I always thought the FBI raid was to try to find the ICA document. It has been known for a long time that the hard copy of this document had disappeared and the CIA thought someone had taken it from the safe and smuggled it to President Trump.
Memory fails me.
where did a hard copy go, and who had it?
Unfortunately, 95% of the country is to concern with panem et circenses to be bothered with the decline of our country and the corruption of our institutions.
Exactly. American Thinker articles early on regarding the raid certainly aided me in shaping my thinking on this.
I was inclined to see it as weaponized government from the very beginning (giving the timing right before the election) and didn’t need any help in seeing that.
But early on, American Thinker articles (like the one from this author) pointed towards efforts by the Deep State to locate hard copies of...something...a report or finding related to...what? And with each passing day, it became clear to me they were attempting to corral a document that was out of the direct control of Deep State entities.
I have given it some thought, because I don’t understand exactly how a digital document is different from a hard copy with respect towards “protecting” it (I have no experience in security controls that a high security entity like the federal government uses, so this is all just conjecture and I could be all wet on this) until I concluded that a digital document residing in a secure system is far more security-controllable than any hard copy of a document, even a hard copy of a document in a guarded, restricted locked facility, in a Eurograde III safe.
Granted, digital security is always and forever suspect, because technology is in a state of constant flux, so I fully understand how it might seem controversial to say that.
Except for one thing: Access to a single physical document is, I believe, harder to control than a single digital document...especially in cases where it isn’t just one single document. The more documents you have to physically protect, the easier it is for “someone” to get access to it because there are many “most secure documents” that need access to from a variety of people, and they often have to be stored in a physical place with guards, gates, safes, etc. So actual security (not just physical security) is harder to maintain because it is not scalable and granular at the same time. IOW, physical security may be very broad in a huge federal facility guarded by men, mantraps, huge vaults, etc. but I don’t believe it can be given granularity of access the way digital can.
With a document that is stored digitally in a well secured and designed system using high levels of encryption and authentication, the granularity and logging of access to that single file is exquisite. So, it can be hidden away in an obscure location in a file system (like the humorous reference to the huge warehouse storing the Ark of The Covenant in the movie “Raiders of The Lost Ark”) where it is effectively hidden, and if anyone does search it out and try to access it, tripwires can alert people, etc.

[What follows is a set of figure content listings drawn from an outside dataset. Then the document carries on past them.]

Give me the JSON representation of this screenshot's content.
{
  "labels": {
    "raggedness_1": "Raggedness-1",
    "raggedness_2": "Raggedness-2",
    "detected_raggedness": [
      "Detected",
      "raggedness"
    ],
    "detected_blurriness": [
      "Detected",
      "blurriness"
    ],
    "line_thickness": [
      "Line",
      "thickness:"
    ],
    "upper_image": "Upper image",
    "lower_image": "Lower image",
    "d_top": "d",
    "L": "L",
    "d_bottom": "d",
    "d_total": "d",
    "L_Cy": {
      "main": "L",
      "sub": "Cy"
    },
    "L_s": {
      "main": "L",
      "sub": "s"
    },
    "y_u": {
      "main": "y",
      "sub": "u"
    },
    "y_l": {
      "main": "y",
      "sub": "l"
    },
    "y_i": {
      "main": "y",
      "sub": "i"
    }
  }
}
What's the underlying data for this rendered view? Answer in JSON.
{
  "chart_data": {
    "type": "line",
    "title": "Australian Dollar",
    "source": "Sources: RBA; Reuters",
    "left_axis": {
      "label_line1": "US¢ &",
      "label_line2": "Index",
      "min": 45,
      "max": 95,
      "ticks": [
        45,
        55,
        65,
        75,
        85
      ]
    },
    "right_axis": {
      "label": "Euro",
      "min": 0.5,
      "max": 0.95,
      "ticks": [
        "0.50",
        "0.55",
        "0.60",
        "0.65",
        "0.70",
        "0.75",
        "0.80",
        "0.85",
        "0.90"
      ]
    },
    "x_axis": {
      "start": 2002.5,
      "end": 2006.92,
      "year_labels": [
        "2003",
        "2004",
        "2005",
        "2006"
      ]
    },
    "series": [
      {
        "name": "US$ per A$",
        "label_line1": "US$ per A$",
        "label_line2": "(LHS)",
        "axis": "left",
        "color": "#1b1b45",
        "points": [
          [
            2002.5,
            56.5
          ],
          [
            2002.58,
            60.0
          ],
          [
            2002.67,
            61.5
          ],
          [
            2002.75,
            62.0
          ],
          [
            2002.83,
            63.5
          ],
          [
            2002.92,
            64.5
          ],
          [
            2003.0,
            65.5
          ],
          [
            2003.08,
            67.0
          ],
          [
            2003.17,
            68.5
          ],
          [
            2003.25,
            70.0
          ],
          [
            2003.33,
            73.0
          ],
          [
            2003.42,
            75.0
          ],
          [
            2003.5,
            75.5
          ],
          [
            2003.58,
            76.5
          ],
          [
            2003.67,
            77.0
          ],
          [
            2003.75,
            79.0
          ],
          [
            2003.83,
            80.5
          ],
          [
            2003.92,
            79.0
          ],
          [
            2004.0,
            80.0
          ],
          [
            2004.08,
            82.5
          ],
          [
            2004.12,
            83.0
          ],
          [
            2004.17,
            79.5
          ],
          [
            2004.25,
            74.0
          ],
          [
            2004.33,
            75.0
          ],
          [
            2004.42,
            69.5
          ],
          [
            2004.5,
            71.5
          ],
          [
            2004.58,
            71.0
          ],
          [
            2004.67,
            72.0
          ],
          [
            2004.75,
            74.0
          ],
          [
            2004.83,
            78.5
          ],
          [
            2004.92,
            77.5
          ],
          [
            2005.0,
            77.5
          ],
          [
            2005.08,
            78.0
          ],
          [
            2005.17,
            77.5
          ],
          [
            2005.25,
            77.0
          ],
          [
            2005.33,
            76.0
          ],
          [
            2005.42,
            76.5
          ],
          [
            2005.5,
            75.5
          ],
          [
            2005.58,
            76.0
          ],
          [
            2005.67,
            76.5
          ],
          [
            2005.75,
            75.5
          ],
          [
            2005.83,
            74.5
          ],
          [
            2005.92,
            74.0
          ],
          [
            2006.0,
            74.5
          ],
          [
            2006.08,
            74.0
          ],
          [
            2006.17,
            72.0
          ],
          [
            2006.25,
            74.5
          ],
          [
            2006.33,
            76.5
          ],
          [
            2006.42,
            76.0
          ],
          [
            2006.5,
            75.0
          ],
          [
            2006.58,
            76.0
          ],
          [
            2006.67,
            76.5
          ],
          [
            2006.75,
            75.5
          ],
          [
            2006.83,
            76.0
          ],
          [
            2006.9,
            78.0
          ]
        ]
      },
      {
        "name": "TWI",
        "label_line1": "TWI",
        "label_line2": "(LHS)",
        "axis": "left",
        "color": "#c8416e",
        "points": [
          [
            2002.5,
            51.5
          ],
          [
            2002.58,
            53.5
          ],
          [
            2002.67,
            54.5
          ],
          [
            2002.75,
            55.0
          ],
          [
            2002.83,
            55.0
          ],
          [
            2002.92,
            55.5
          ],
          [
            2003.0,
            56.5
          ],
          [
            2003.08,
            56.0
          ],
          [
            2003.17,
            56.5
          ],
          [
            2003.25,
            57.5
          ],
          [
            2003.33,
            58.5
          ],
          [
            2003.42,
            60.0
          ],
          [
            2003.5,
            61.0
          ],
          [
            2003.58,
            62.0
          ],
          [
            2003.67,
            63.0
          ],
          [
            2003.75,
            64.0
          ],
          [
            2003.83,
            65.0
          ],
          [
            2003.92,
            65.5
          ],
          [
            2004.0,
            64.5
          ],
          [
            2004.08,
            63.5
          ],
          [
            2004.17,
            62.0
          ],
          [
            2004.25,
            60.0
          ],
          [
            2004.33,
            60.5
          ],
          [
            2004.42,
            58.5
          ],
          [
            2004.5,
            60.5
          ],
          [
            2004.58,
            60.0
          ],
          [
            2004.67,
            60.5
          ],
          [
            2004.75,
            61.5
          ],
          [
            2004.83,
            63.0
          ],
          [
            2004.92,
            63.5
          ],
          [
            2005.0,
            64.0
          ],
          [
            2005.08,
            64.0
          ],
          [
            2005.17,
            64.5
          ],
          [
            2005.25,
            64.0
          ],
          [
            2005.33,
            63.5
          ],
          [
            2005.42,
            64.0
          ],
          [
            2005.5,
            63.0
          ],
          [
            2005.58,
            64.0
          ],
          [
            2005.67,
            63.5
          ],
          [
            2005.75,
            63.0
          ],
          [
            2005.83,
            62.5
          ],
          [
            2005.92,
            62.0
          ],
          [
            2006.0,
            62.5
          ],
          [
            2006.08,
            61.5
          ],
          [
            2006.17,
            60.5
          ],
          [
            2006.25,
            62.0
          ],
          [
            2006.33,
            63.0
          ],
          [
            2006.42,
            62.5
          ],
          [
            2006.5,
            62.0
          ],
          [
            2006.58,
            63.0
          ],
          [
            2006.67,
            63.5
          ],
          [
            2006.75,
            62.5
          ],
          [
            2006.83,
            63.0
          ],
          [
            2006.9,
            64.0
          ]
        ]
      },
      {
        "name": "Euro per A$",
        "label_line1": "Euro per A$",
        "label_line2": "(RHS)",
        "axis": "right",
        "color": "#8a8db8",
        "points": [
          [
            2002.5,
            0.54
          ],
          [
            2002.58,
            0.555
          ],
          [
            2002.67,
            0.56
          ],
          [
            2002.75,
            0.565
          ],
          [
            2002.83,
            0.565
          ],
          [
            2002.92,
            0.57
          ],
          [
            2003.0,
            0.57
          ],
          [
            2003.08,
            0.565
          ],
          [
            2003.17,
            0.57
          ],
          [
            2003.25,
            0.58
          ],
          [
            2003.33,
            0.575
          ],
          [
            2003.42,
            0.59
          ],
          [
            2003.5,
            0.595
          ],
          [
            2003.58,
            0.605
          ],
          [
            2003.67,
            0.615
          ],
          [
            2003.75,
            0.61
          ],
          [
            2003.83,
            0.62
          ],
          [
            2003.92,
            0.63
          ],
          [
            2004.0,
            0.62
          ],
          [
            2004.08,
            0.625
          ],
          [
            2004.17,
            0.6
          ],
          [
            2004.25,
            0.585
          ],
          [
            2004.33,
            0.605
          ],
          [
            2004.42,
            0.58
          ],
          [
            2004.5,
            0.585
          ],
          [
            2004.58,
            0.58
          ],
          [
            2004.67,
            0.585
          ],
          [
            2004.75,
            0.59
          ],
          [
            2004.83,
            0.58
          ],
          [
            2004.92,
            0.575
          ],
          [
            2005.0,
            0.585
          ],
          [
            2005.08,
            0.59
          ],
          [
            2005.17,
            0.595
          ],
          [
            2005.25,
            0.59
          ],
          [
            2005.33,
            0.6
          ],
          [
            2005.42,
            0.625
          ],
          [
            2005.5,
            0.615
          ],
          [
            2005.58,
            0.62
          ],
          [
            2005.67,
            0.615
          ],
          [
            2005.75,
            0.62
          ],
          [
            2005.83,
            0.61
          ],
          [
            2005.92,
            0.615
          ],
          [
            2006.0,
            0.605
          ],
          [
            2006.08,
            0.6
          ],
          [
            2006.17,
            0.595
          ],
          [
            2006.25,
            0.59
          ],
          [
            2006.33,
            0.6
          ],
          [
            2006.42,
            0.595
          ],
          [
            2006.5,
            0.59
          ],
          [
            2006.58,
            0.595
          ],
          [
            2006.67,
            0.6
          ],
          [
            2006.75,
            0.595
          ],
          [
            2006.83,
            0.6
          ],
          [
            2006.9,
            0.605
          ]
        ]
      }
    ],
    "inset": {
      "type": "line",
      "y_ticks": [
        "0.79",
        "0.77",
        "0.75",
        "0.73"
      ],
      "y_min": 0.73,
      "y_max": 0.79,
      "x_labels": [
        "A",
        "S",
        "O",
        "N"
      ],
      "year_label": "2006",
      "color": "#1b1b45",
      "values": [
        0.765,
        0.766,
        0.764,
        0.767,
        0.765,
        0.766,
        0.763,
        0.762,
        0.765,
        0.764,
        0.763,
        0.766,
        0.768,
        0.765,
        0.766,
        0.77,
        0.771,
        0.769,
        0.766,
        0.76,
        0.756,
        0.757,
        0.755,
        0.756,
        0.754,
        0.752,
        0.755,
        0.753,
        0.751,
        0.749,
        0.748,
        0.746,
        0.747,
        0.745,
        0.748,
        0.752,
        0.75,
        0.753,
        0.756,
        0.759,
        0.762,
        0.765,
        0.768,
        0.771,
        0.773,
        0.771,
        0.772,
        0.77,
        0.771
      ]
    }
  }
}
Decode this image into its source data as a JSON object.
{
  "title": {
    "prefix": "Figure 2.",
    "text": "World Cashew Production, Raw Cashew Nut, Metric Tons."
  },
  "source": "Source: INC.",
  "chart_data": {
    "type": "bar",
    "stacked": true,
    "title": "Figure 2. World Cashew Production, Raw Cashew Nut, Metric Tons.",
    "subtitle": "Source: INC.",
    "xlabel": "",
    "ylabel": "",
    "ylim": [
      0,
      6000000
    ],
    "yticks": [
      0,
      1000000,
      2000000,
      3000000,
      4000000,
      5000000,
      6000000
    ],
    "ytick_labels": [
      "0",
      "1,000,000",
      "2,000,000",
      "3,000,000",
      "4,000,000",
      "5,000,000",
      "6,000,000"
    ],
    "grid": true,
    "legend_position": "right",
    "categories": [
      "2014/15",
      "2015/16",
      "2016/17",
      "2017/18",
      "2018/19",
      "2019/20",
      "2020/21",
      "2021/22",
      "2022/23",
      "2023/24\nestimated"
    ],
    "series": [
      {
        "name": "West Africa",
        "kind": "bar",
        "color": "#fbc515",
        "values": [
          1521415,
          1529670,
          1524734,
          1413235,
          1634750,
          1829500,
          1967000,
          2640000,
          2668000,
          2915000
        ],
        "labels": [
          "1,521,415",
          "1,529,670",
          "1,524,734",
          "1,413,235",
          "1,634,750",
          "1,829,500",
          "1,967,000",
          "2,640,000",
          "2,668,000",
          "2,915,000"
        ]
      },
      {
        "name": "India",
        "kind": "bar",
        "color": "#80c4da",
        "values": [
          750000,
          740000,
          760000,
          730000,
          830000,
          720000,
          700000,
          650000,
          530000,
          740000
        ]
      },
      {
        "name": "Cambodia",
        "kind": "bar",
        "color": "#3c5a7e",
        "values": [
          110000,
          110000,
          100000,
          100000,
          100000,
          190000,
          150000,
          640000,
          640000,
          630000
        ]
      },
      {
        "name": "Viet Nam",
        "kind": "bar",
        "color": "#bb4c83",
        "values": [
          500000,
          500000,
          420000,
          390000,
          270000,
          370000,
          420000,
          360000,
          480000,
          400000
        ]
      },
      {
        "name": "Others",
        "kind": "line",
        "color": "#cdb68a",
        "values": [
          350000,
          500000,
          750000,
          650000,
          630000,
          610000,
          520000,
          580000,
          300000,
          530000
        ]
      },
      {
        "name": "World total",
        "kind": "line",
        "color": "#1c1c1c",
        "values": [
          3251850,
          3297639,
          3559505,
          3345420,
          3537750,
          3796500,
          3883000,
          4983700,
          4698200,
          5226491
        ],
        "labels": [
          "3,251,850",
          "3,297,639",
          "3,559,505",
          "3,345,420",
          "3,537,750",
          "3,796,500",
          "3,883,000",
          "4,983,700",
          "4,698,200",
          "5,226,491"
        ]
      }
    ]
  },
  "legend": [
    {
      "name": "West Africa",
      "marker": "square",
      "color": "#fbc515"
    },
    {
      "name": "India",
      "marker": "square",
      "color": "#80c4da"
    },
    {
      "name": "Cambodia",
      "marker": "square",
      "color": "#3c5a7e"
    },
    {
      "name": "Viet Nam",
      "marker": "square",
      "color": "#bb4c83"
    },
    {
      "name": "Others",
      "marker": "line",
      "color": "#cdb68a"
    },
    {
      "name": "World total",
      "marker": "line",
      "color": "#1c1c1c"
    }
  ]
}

Just musing on this. As I said, I could be all wrong, but having seen how physical security is often enough limited and flawed in a variety of ways, my view might be plausible.
The bottom line: having any kind of physical document outside the controlled digital domain, especially in the hands of someone like Donald Trump who would be willing to read it, act on it, and share it with the right people has to present such a risk to the Deep State perpetrators of government weaponization, conspiracy, and fraud that they would be wholly willing to fully wade boldly into illegality to obtain control of that physical document.